Weston's own answer is: "No one has answered the question, no one can answer it."

Why did Weston continue to affirm the Incarnation in light of his own admission? He writes that those who believe in the Incarnation of Christ "wisely refuse to limit the divine power by the measure of what is possible to man. And with them we may well pause; fortifying our faith by the contemplation of the Father's love and omnipotence, in the face of the supreme mystery of redemption."

In other words, Weston appeals to divine mystery rather than try to understand the Incarnation in the light of unaided or natural reason. Admittedly, he does try to set forth analogies that may show the plausibility of the divine mystery; nevertheless, Weston faithfully adhered to his view that the Incarnation is a divine mystery. Hick points out that Weston is not alone in this regard.

Friday, March 05, 2010

Lightfoot and Tertullian's Mention of Pliny in Apology I.2

See http://tertullian.org/articles/davies_tert_pliny.htm

One quote from this link says: "The first of these 'errors' [in Tertullian's Apology] is the reading Christo et Deo, given by most of the MSS of the Apology, while Pliny (see above) writes Christo quasi Deo.

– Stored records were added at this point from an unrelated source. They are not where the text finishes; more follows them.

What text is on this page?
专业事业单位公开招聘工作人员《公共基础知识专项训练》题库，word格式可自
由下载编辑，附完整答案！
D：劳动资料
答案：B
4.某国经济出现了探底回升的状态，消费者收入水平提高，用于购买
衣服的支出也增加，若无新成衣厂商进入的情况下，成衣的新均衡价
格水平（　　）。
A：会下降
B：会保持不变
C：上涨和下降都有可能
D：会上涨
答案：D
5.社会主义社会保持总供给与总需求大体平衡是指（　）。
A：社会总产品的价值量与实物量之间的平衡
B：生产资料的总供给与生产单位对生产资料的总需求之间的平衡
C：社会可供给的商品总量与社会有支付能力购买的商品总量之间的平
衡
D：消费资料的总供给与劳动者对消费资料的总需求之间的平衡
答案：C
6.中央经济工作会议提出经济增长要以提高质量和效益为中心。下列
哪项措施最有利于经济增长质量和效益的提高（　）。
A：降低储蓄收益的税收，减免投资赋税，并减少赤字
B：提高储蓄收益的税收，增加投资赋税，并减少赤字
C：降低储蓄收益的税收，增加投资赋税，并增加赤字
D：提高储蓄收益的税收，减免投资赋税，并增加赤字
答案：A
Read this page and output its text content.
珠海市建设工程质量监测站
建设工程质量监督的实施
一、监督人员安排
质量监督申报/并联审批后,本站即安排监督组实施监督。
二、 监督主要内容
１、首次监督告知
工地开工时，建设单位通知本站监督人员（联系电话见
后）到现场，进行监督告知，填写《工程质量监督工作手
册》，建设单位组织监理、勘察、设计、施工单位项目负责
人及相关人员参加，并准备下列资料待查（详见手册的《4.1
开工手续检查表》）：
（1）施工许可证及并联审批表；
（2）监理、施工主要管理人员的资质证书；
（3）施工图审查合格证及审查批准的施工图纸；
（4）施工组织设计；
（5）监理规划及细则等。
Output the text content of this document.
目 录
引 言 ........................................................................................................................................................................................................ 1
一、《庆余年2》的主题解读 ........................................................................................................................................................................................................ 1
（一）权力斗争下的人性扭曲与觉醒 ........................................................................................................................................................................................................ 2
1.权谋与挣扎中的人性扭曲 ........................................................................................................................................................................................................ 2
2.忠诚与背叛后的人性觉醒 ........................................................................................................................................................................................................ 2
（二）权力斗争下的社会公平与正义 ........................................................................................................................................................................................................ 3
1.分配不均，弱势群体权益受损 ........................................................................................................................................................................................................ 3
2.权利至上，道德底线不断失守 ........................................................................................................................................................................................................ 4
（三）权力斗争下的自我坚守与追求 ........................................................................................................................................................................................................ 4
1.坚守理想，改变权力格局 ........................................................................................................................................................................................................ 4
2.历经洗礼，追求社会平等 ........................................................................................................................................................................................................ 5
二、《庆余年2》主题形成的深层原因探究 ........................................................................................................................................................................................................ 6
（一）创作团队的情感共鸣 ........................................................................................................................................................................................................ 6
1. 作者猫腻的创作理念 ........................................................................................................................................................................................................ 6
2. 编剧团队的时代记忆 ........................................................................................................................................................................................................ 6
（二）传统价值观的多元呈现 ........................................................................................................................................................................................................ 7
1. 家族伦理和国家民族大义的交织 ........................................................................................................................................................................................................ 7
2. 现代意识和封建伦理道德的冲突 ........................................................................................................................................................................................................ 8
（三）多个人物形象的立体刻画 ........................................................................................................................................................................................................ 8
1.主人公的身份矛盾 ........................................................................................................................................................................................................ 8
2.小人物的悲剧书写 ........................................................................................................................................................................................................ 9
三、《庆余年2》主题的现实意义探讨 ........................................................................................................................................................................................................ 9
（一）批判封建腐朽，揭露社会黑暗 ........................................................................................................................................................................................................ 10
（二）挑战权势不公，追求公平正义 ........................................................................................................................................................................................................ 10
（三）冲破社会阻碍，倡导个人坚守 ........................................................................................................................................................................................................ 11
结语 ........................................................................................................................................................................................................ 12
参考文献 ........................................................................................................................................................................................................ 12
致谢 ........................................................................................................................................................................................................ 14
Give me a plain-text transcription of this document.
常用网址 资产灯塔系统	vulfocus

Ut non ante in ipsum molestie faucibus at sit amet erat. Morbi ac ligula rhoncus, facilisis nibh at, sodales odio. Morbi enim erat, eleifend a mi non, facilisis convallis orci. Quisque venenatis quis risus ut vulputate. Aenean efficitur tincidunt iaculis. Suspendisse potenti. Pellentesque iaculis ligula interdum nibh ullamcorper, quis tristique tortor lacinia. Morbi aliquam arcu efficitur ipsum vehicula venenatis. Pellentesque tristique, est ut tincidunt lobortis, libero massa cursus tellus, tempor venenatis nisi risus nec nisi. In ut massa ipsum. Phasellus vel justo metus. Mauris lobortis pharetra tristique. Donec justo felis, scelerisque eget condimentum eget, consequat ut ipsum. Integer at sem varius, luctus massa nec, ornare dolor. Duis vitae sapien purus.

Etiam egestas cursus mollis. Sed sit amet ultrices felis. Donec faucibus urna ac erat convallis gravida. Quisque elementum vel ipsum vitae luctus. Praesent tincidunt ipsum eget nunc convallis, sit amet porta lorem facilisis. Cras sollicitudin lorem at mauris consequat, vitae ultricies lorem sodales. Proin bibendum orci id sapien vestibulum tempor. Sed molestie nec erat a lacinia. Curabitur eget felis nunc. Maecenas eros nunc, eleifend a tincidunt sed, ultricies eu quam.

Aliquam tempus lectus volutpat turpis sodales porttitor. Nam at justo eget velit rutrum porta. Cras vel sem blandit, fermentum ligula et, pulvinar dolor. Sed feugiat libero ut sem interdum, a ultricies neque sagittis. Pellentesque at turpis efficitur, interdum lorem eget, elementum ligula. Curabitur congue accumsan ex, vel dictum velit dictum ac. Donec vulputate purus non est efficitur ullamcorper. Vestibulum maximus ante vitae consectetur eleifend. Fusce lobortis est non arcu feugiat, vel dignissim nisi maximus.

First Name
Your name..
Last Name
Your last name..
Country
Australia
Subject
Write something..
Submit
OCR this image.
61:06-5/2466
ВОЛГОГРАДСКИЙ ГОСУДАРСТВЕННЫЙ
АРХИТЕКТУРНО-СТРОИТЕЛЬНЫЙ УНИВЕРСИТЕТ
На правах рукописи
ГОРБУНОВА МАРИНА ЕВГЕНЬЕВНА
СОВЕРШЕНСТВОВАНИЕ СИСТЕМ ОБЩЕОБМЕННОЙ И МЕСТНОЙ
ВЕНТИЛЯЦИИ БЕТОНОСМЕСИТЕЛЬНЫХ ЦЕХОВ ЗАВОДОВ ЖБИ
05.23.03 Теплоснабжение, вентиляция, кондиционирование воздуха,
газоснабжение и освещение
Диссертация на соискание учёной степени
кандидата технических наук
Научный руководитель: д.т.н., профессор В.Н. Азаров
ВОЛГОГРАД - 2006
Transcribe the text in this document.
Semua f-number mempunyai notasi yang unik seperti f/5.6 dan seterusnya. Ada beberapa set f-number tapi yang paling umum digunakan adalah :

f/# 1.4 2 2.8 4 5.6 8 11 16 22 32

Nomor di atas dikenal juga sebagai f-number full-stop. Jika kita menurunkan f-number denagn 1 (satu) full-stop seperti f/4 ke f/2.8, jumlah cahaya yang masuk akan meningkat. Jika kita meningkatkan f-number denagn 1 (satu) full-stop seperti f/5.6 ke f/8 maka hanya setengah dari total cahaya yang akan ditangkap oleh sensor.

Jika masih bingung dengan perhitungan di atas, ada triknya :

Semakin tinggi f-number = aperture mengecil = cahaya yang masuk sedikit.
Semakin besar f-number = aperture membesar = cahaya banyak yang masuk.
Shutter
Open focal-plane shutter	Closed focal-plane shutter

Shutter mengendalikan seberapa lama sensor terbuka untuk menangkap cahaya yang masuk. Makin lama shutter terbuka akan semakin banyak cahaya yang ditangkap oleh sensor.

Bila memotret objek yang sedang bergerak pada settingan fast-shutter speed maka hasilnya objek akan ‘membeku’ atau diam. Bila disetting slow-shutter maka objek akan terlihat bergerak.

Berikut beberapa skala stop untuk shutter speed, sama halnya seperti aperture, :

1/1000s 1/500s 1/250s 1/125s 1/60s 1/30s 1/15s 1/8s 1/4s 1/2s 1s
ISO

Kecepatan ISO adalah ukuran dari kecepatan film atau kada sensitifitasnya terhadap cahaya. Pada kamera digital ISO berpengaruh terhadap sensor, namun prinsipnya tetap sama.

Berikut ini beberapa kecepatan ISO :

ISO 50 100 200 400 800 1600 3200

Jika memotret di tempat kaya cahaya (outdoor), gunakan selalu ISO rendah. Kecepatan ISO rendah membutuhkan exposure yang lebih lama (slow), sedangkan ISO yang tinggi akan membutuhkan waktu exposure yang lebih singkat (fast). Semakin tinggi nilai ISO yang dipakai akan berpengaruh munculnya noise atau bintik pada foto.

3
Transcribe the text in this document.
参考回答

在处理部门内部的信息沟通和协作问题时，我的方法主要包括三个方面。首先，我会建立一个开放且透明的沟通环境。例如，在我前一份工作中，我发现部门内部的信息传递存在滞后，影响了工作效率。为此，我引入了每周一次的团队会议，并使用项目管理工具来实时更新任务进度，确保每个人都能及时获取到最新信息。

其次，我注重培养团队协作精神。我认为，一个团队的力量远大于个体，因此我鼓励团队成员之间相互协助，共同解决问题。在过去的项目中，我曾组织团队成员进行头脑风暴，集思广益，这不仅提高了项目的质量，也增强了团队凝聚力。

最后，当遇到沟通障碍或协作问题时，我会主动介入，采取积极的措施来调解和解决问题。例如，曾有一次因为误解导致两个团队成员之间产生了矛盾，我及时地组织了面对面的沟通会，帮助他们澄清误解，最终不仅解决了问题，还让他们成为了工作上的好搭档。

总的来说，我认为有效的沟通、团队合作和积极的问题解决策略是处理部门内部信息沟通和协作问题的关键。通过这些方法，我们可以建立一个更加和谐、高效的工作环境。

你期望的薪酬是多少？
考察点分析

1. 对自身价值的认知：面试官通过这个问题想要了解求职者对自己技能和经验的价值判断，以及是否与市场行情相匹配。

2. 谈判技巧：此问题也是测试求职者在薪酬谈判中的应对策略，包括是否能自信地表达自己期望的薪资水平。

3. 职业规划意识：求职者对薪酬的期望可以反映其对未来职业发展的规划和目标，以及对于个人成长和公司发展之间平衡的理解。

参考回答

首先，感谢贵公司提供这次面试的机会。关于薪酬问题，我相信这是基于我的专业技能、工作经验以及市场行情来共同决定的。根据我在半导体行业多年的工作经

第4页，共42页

Prof. Merrill does well to place little weight on this discrepancy, for, as Lightfoot observes (op. cit. i 57, note), there can be no question that the correct reading is ut. Oehler indeed accepted et, and protested against Scaliger's emendation (followed by Havercamp) as 'contra librorum optimorum et paene omnium fidem.' But the only passage which he adduces in support of the reading which he retains is De Spectac. 25 ἐἰς αἰῶνας ἀπ' αἰῶνος alii omnino dicere nisi Deo et Christo', and here the reversed order is surely decisive against a parallelism."